Smart transactions

ryanreich · May 5, 2019, 6:14am

Transactions in Ethereum do not afford the sender a lot of flexibility in customizing execution: they allow “data” (say, function arguments) to be sent to a single contract call, and nothing else. Complementary to this rigidity of form is the highly permissive execution model of the EVM, which provides inter-contract calls as a first-class language feature alongside more ordinary programming constructs that occur intra-contract. This, in turn, leads to enormous difficulties: not only such prosaic failures as reentrancy bugs, but also difficulties in moving Ethereum forward, because it makes the effect of transactions on EVM state undecidable and so sabotages the task of separating transactions into parallel shards for scaling. Rather than taking my own crack at that problem, here I propose redefining it so that it is no longer hard.

Sharding would be easy if the stateful effects of each transaction were visible in the transaction message: this would self-organize transactions into a dependency graph that yields actually a much greater granularity of sharding that any of the current proposals or even fantasies of the future (in fact, it provides the maximum granularity). It seems worthwhile to acknowledge that, while Ethereum with computed contract calls is Turing complete both within a contract and as an aggregate of all interoperating contracts, it also places an enormous burden on scalability theorists; by contrast, an Ethereum with static contract calls would still have great computational expressiveness (and would not necessarily preclude any known useful contract schemas), and would also make scaling a reality immediately.

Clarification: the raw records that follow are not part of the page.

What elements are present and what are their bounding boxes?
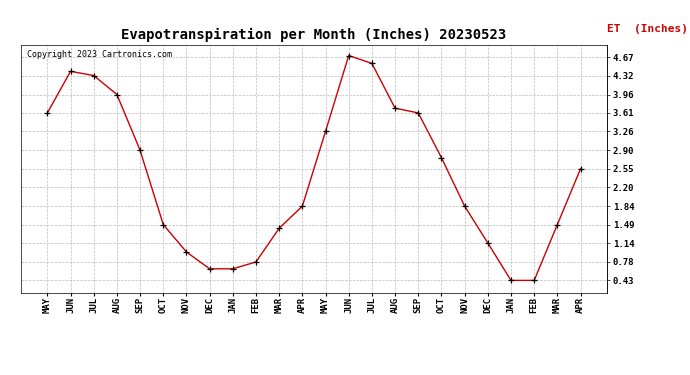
Title: Evapotranspiration per Month (Inches) 20230523: Evapotranspiration per Month (Inches) 20… xyxy=(121,28,506,42)
Text: Copyright 2023 Cartronics.com: Copyright 2023 Cartronics.com xyxy=(26,50,172,59)
Text: ET  (Inches): ET (Inches) xyxy=(607,24,688,34)
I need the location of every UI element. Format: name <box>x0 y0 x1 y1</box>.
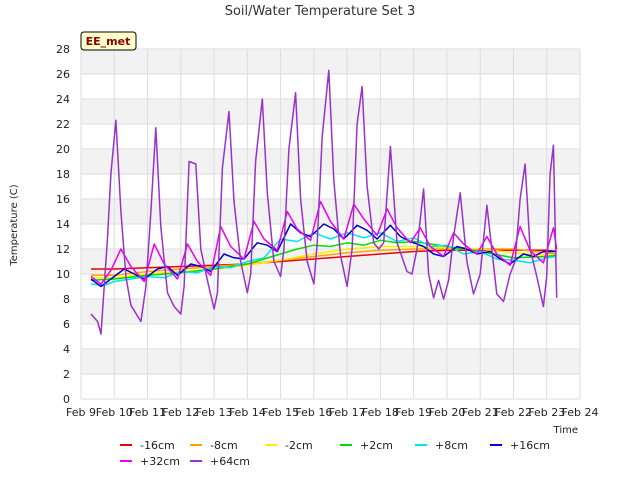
legend-label: +32cm <box>140 455 180 468</box>
x-tick-label: Feb 20 <box>428 406 465 419</box>
legend-label: +8cm <box>435 439 468 452</box>
x-tick-label: Feb 24 <box>562 406 599 419</box>
x-tick-label: Feb 19 <box>395 406 432 419</box>
y-tick-label: 12 <box>56 243 70 256</box>
grid-band <box>81 299 580 324</box>
x-tick-label: Feb 15 <box>262 406 299 419</box>
y-tick-label: 28 <box>56 43 70 56</box>
series-line-+64cm <box>90 69 558 335</box>
y-tick-label: 2 <box>63 368 70 381</box>
y-tick-label: 24 <box>56 93 70 106</box>
y-tick-label: 8 <box>63 293 70 306</box>
chart-title: Soil/Water Temperature Set 3 <box>225 4 416 19</box>
x-tick-label: Feb 9 <box>66 406 96 419</box>
y-tick-label: 22 <box>56 118 70 131</box>
x-axis-label: Time <box>553 425 578 436</box>
x-tick-label: Feb 22 <box>495 406 532 419</box>
grid-band <box>81 349 580 374</box>
y-tick-label: 6 <box>63 318 70 331</box>
legend-label: +2cm <box>360 439 393 452</box>
grid-band <box>81 149 580 174</box>
y-tick-label: 16 <box>56 193 70 206</box>
station-badge: EE_met <box>80 31 137 51</box>
legend-label: -8cm <box>210 439 238 452</box>
x-tick-label: Feb 21 <box>462 406 499 419</box>
y-tick-label: 18 <box>56 168 70 181</box>
y-tick-label: 4 <box>63 343 70 356</box>
grid-lines <box>80 48 581 400</box>
series-lines <box>90 69 558 335</box>
series-line-+32cm <box>90 200 558 285</box>
x-tick-label: Feb 18 <box>362 406 399 419</box>
y-tick-label: 10 <box>56 268 70 281</box>
x-tick-label: Feb 10 <box>96 406 133 419</box>
station-badge-text: EE_met <box>86 35 131 48</box>
legend: -16cm -8cm -2cm +2cm +8cm +16cm +32cm +64cm <box>120 439 550 468</box>
x-tick-label: Feb 13 <box>196 406 233 419</box>
y-tick-label: 26 <box>56 68 70 81</box>
y-tick-label: 0 <box>63 393 70 406</box>
y-tick-label: 20 <box>56 143 70 156</box>
legend-label: -16cm <box>140 439 175 452</box>
series-line--2cm <box>91 245 557 279</box>
y-tick-label: 14 <box>56 218 70 231</box>
x-tick-label: Feb 23 <box>528 406 565 419</box>
legend-label: +16cm <box>510 439 550 452</box>
x-tick-label: Feb 12 <box>162 406 199 419</box>
x-tick-label: Feb 11 <box>129 406 166 419</box>
legend-label: -2cm <box>285 439 313 452</box>
series-line--8cm <box>91 248 557 277</box>
x-tick-label: Feb 17 <box>329 406 366 419</box>
legend-label: +64cm <box>210 455 250 468</box>
y-axis-label: Temperature (C) <box>9 184 20 266</box>
x-tick-label: Feb 14 <box>229 406 266 419</box>
x-tick-label: Feb 16 <box>295 406 332 419</box>
grid-band <box>81 49 580 74</box>
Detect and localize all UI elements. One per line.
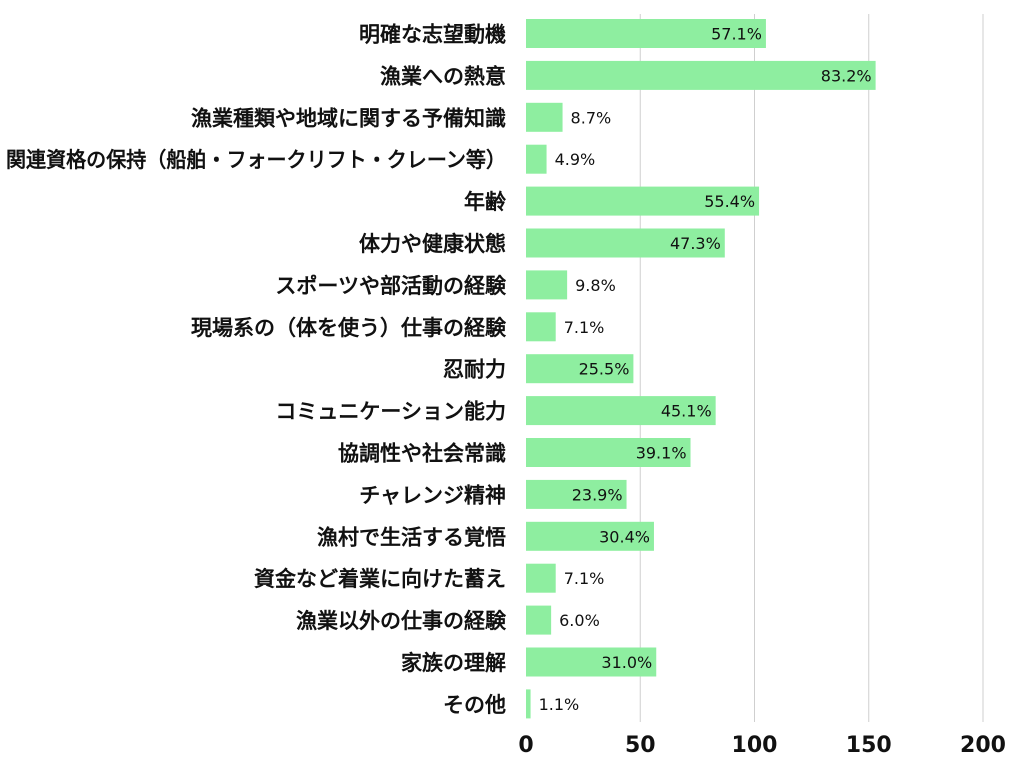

Why is this post entitled “smart transactions”? Because in a programming model that declares contract calls in the transaction message, the actual activity of the transaction would be to merge their return values into some useful activity. This kind of orchestration is, in the current EVM, performed by each contract as it calls others, and so what I’m describing is an inversion of control that makes transactions into one-time smart contracts. The transaction message would contain actual executable code to combine contract return values. Contract return values, correspondingly, would become the primary product of a contract call, and not its various internal side-effects. This gives transactions a functional-language aspect, though it does not necessitate a functional language for writing transaction or contract code, because it actually makes the language of contract calls and transactions into an entirely separate machine from the language of contracts themselves.

Do I have such a model in mind? Yes, of course; I have spent a while developing it and if you’ve seen my name before it’s probably in connection with it. But I am not bringing it up here because I’d like this post to be about what a new perspective on transactions can bring to the Ethereum scalability table: in other words, about ideas, and not advertisement.

I’ve kept this prose intentionally free of technical details: no discussion of data structures or tunable parameters or cryptoeconomic games. I don’t think they are necessary at this altitude, and would refer to a specific realization of this execution model anyway, which is not the point.

In summary: invert inter-contract dependencies by resolving them all at the top level of the transaction for ease of static analysis, facilitating sharding. Thoughts?